Management characterized SMB/consumer macro as stable (profits/cash flow up, payroll hours up, payments TPV +29%/18% ex‑bill pay) and emphasized AI agents, Intuit Enterprise Suite, and the new OpenAI deal as key multi‑year growth drivers, with no notable commentary on tariffs.
Re‑acceleration in core SMB and consumer engines. GBS revenue grew 18% y/y (20% ex‑Mailchimp), with online ecosystem +21% (25% ex‑Mailchimp) and online accounting +25%; mid‑market (QBO Advanced + IES) grew ~40%. Consumer revenue was +21% with Credit Karma +27% (broad‑based across personal loans, cards, insurance) and TurboTax Live revenue +51%, signaling momentum heading into tax season.
Macro: From their data across ~100M consumers and 10M+ businesses, management sees “stability” with profits and cash flows “stable and up,” payroll hours worked up, and online payments TPV +29% (18% ex‑bill pay), in line with recent quarters. Certain sectors (IT services, construction, manufacturing) are “up quite nicely” while real estate and lending are down modestly, but overall Intuit’s offerings are described as “must‑have,” historically becoming more critical in tougher macro.
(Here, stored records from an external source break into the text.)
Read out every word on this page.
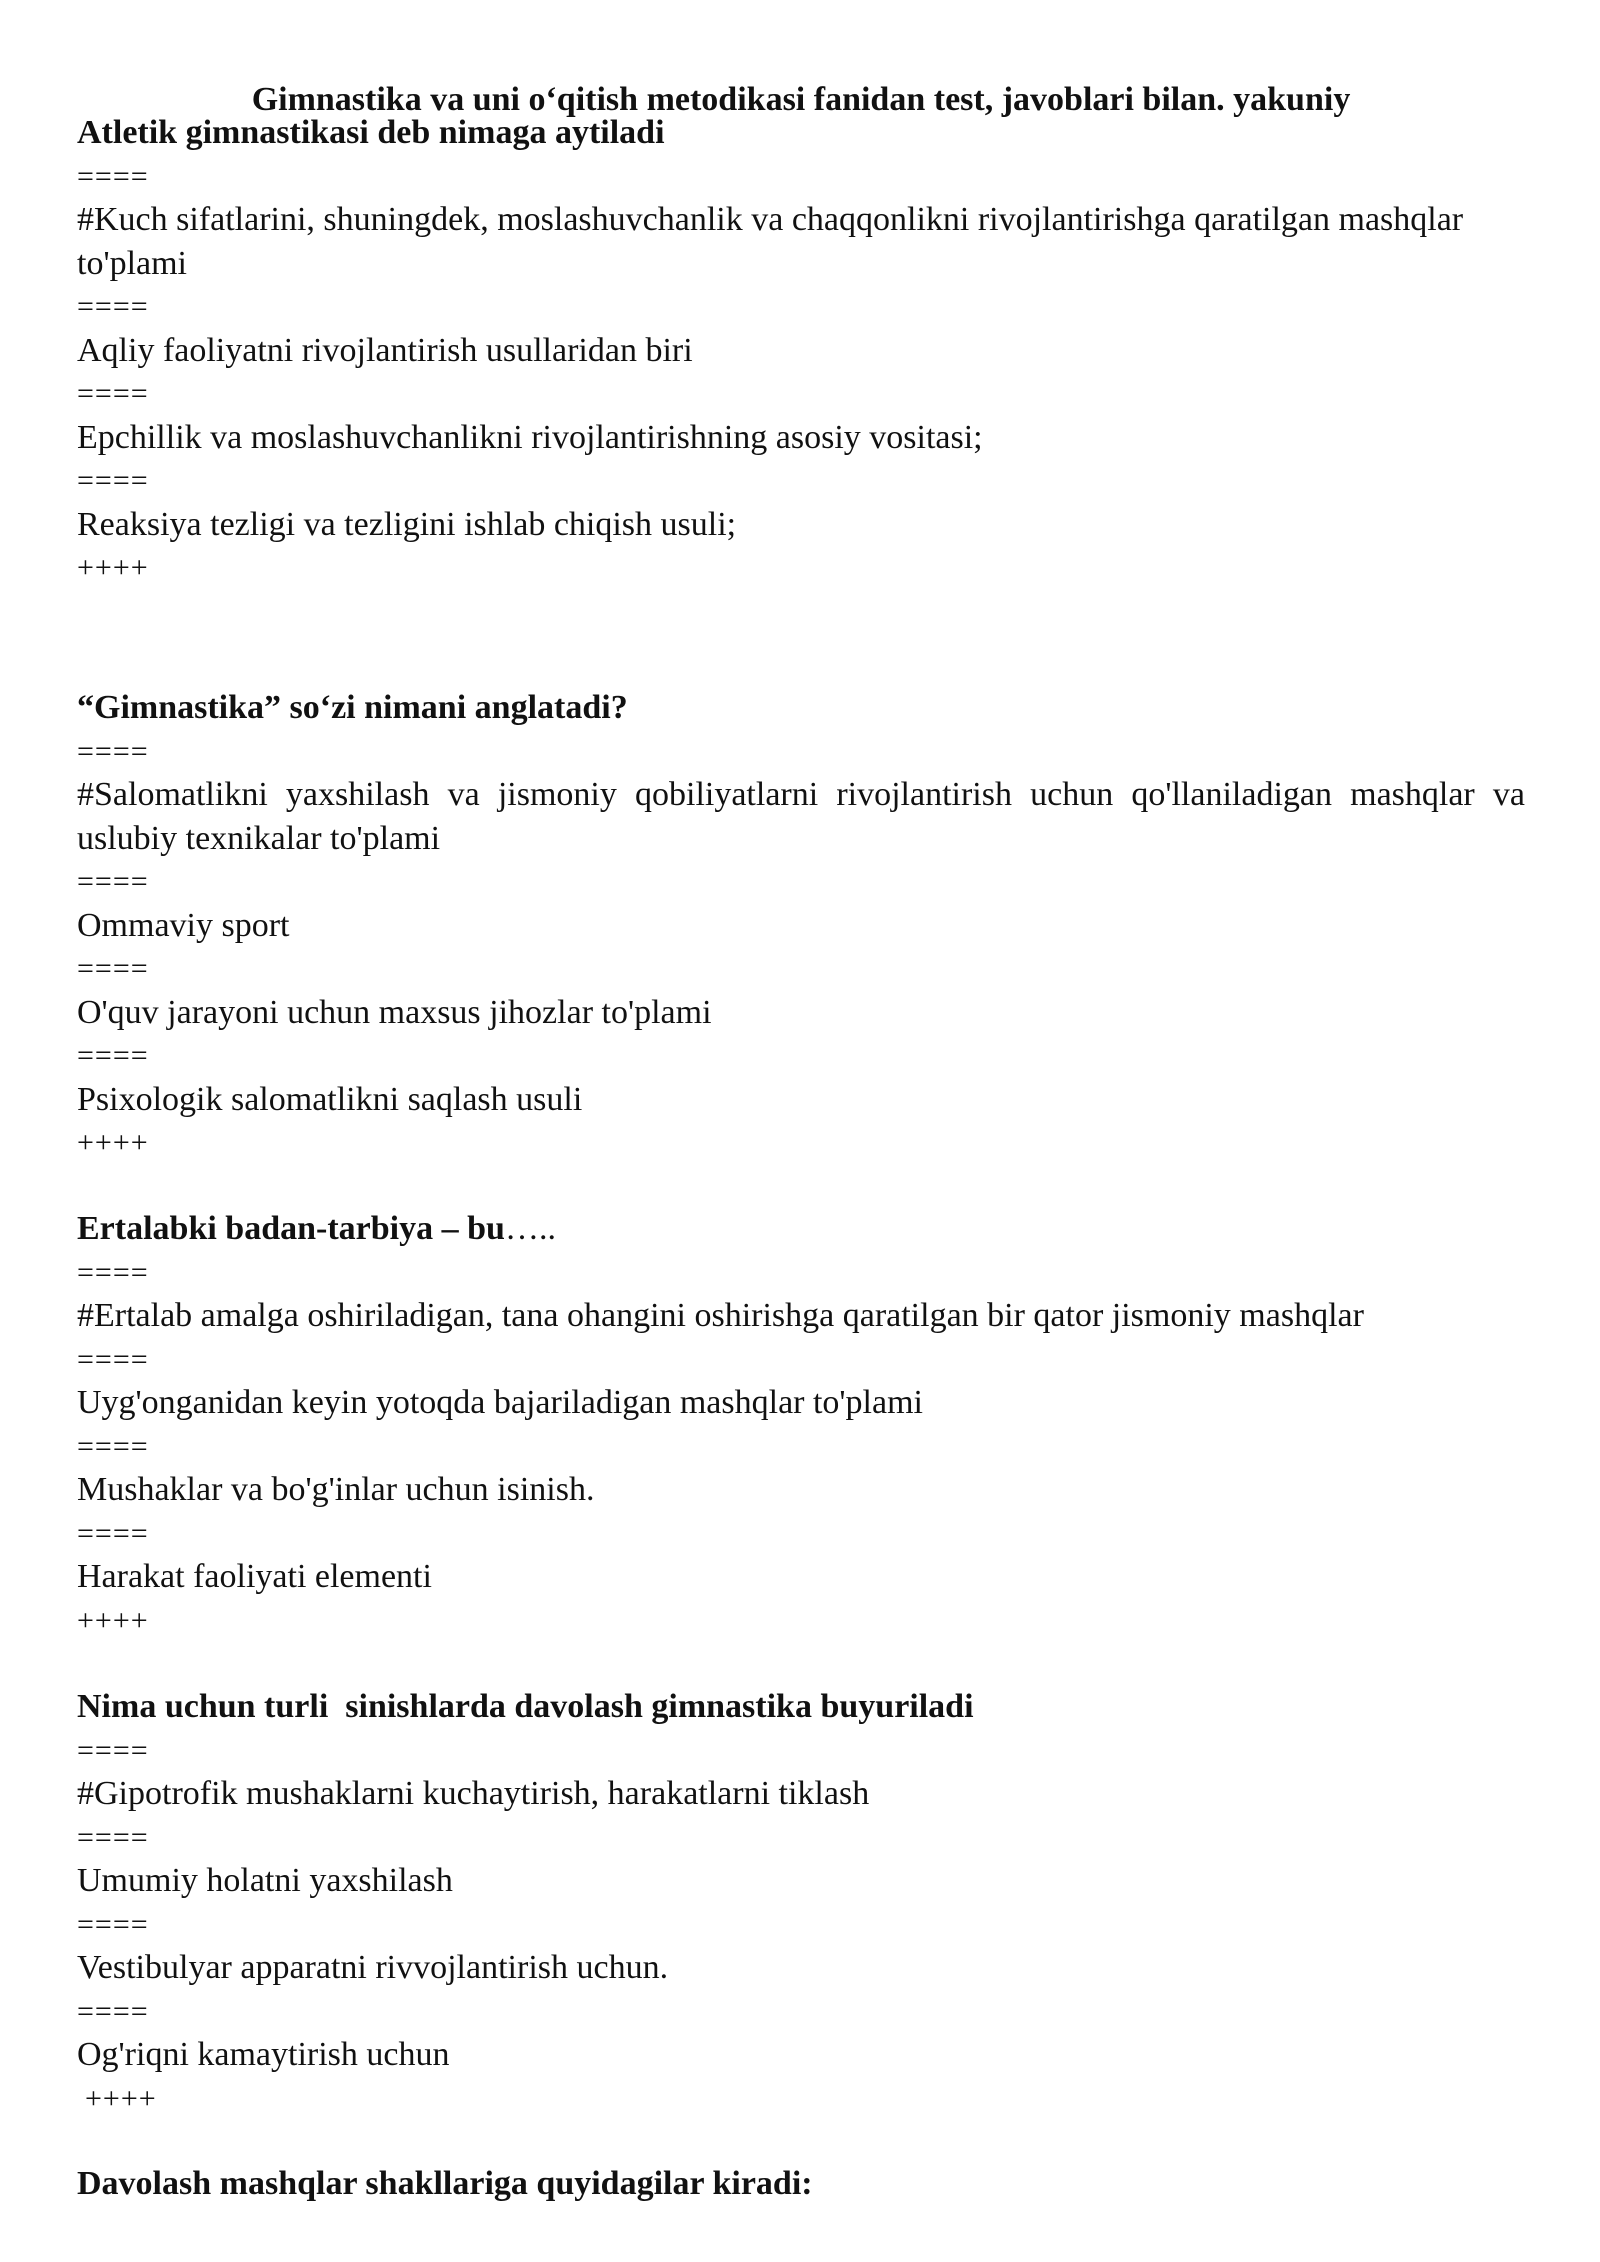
Gimnastika va uni o‘qitish metodikasi fanidan test, javoblari bilan. yakuniy
Atletik gimnastikasi deb nimaga aytiladi
====
#Kuch sifatlarini, shuningdek, moslashuvchanlik va chaqqonlikni rivojlantirishga qaratilgan mashqlar to'plami
====
Aqliy faoliyatni rivojlantirish usullaridan biri
====
Epchillik va moslashuvchanlikni rivojlantirishning asosiy vositasi;
====
Reaksiya tezligi va tezligini ishlab chiqish usuli;
++++
“Gimnastika” so‘zi nimani anglatadi?
====
#Salomatlikni yaxshilash va jismoniy qobiliyatlarni rivojlantirish uchun qo'llaniladigan mashqlar va uslubiy texnikalar to'plami
====
Ommaviy sport
====
O'quv jarayoni uchun maxsus jihozlar to'plami
====
Psixologik salomatlikni saqlash usuli
++++
Ertalabki badan-tarbiya – bu…..
====
#Ertalab amalga oshiriladigan, tana ohangini oshirishga qaratilgan bir qator jismoniy mashqlar
====
Uyg'onganidan keyin yotoqda bajariladigan mashqlar to'plami
====
Mushaklar va bo'g'inlar uchun isinish.
====
Harakat faoliyati elementi
++++
Nima uchun turli  sinishlarda davolash gimnastika buyuriladi
====
#Gipotrofik mushaklarni kuchaytirish, harakatlarni tiklash
====
Umumiy holatni yaxshilash
====
Vestibulyar apparatni rivvojlantirish uchun.
====
Og'riqni kamaytirish uchun
++++
Davolash mashqlar shakllariga quyidagilar kiradi:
AI / agentic execution is becoming tangible. 2.8M customers now use Intuit’s virtual AI agents; the accounting agent saves customers up to 12 hours/month, the payments agent gets them paid five days faster, and new payroll and sales‑tax agents further automate workflows. QuickBooks Live customer growth was 61% y/y, and management reiterated that “done‑for‑you” AI+HI experiences will “eventually do everything for our customers,” consolidating tech stacks and driving ARPC.